A Medical Device Daily

The Department of Health and Human Services has proposed to establish a series of patient safety organizations (PSOs, in response to the need to reduce medical errors and save lives).

The proposed regulation conforms to the requirements of the Patient Safety and Quality Improvement Act (Patient Safety Act) of 2005, which was, in turn, prompted to some extent by the well-known report on patient safety published in 1999 by the Institute of Medicine (IOM; Washington), “To Err is Human.” The IOM report estimated that from 44,000 to 98,000 patients die in hospitals each year due to medical errors.

PSOs, the Feb. 15 HHS announcement said, would be separate from any existing entities that address healthcare quality. One of the advantages of PSOs is that they provide a shield of confidentiality with regard to such reports and hence allow providers to sidestep legal liability. This protection was encoded in the Patient Safety Act by according such reports the status of privileged legal communication. IOM recommended this protection, as well as the establishment of PSOs, in its 1999 report.

AHRQ director Carolyn Clancy, MD, said in the statement that government is aware that providers are interested in and want to “participate in efforts to improve patient care, but they often are inhibited by fears of liability and sanctions.” She said that the liability provisions will “make the right thing to do the easy thing to do.”

Those provisions, however, are not ironclad, and one exception would allow a breach of confidentiality for legal proceedings that might not be able to obtain the information in question by other means.

HHS Secretary Mike Leavitt said in the statement that PSOs “will help make healthcare safer for all Americans,” and that “[b]y making it easier for patient safety events to be reported and the lessons learned from them to be shared more broadly, patients will ultimately receive safer healthcare.”

According to the HHS statement, AHRQ will be tasked with administering the rules for accrediting PSOs, and the HHS Office for Civil Rights will enforce the confidentiality provisions.

The proposed regulation provides specifics on how providers will report information to PSOs as well as on how entities can become PSOs. The legislation mandates that a PSO must be primarily engaged in patient safety data activities, which should suppress conflicts of interest by keeping hospitals from participating directly in the PSO business.

The comment period ends April 14, and HHS will hold an audio conference on the subject Feb. 29.
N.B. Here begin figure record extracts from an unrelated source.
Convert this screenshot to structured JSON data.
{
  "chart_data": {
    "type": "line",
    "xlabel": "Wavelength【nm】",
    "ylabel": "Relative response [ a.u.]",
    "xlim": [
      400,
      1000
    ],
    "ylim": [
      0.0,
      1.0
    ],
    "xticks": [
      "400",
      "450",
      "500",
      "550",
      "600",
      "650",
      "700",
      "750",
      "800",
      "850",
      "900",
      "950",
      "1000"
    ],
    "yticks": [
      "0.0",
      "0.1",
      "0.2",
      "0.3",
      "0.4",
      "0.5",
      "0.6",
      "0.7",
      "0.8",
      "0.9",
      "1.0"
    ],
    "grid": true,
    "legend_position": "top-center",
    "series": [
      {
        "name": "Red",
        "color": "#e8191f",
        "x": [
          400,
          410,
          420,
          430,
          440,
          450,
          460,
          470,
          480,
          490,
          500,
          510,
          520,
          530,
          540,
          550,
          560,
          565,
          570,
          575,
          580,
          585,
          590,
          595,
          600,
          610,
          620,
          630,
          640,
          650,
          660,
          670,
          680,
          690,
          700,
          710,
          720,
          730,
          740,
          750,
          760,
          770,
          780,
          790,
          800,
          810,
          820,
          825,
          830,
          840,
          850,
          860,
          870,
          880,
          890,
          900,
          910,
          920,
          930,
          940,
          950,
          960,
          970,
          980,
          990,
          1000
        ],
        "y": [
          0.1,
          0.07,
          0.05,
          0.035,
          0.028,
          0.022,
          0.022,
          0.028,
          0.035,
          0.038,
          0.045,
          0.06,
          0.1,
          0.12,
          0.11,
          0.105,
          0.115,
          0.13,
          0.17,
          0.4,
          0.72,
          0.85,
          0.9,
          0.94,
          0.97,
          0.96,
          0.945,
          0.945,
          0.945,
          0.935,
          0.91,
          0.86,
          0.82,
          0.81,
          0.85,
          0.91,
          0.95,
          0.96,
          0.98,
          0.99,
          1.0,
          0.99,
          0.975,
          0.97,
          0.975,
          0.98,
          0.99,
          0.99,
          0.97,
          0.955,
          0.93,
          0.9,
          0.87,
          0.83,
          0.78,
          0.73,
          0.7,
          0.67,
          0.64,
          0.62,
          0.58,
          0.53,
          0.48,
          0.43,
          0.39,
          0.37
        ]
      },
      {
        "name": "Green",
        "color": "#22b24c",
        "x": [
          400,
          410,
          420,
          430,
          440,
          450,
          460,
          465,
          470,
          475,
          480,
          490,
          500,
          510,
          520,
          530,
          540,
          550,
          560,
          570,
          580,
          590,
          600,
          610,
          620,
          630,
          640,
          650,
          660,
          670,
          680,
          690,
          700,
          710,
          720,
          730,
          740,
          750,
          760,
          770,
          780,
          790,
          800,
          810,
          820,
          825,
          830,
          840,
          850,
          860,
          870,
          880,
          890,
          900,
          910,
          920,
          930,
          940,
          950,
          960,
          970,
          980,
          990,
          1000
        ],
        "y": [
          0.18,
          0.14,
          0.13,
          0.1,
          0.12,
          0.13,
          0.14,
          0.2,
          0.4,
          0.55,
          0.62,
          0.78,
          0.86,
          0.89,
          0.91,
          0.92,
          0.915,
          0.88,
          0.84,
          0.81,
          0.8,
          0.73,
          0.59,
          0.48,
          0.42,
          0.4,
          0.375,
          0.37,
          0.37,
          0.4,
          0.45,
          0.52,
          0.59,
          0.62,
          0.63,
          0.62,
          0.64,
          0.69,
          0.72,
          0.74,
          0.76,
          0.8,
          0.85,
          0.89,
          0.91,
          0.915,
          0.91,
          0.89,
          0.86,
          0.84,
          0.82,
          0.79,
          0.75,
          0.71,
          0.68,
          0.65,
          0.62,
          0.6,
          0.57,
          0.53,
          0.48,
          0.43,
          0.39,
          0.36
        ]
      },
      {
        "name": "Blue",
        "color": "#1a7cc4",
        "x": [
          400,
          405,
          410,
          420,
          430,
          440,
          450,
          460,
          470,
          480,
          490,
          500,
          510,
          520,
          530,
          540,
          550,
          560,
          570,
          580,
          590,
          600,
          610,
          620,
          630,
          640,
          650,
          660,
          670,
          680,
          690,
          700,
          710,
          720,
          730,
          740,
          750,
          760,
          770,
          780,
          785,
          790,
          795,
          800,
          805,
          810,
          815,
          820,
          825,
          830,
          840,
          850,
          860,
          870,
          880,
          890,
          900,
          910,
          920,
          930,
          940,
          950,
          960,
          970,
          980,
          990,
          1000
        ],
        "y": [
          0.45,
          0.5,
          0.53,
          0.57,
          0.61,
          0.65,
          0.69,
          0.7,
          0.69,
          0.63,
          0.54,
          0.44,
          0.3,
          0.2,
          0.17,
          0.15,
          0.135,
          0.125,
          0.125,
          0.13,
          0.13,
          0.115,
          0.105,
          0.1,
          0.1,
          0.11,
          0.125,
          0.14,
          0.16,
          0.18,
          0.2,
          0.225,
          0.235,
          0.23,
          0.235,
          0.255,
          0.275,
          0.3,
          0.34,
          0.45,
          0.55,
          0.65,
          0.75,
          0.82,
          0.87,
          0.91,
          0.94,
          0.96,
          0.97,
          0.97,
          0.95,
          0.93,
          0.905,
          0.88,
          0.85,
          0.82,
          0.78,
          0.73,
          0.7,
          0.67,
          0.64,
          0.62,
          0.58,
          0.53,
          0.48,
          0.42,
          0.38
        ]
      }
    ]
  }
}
GAO: Too many ‘challenges’ for care pilot

The Physician Group Practice (PG) demonstration was one in the family of pilot projects that offered optimism about the potential for healthcare reform. Unfortunately, the PGP effort has apparently demonstrated little more than that CMS needs to rethink the structure of the program, according the Government Accountability Office.

A recent report by the GAO states that 10 physician practices accepted the invitation to participate in the pilot, but that this group was not typical of physician practices.

The design for the pilot “was generally a reasonable approach,” but “created challenges,” including that “neither bonuses nor performance feedback for pilot year one were given to participants until after the third year had begun.” While CMS provided practices with forms for quarterly reports, GAO said that “most participants report[ed] that they do not have the resources to analyze these data sets and generate” the required reports.

GAO recommended that CMS “provide participating physician groups with interim summary reports that estimate participants’ progress in achieving cost savings and quality of care.”

“The large size of the 10 participating physician groups (all had 200 or more physicians) compared with most U.S. physician practices (less than 1% had more than 150 physicians) gave the participants certain size advantages” not enjoyed by most group practices, the GAO said.

One of the advantages afforded to these larger groups was “institutional affiliations that allowed greater access to financial capital, access to and experience with electronic health records systems, and prior experience with pay-for-performance programs.”

Of this initial cohort of 10 practices, two earned bonuses of roughly $7.4 million total, according to the GAO report, but while the other eight practices met “most of the quality targets, they did not achieve the required level of cost savings to earn a bonus.”

In some instances, practices did not have all their care coordination programs in place during the first year of the project, 2005.

To qualify for the bonuses, participating physician groups “had to generate savings greater than 2% of their target expenditure amounts relative to a comparison group of [Medicare] beneficiaries,” the GAO report said.

The care coordination was for a cluster of diseases including cancer, diabetes mellitus and heart failure.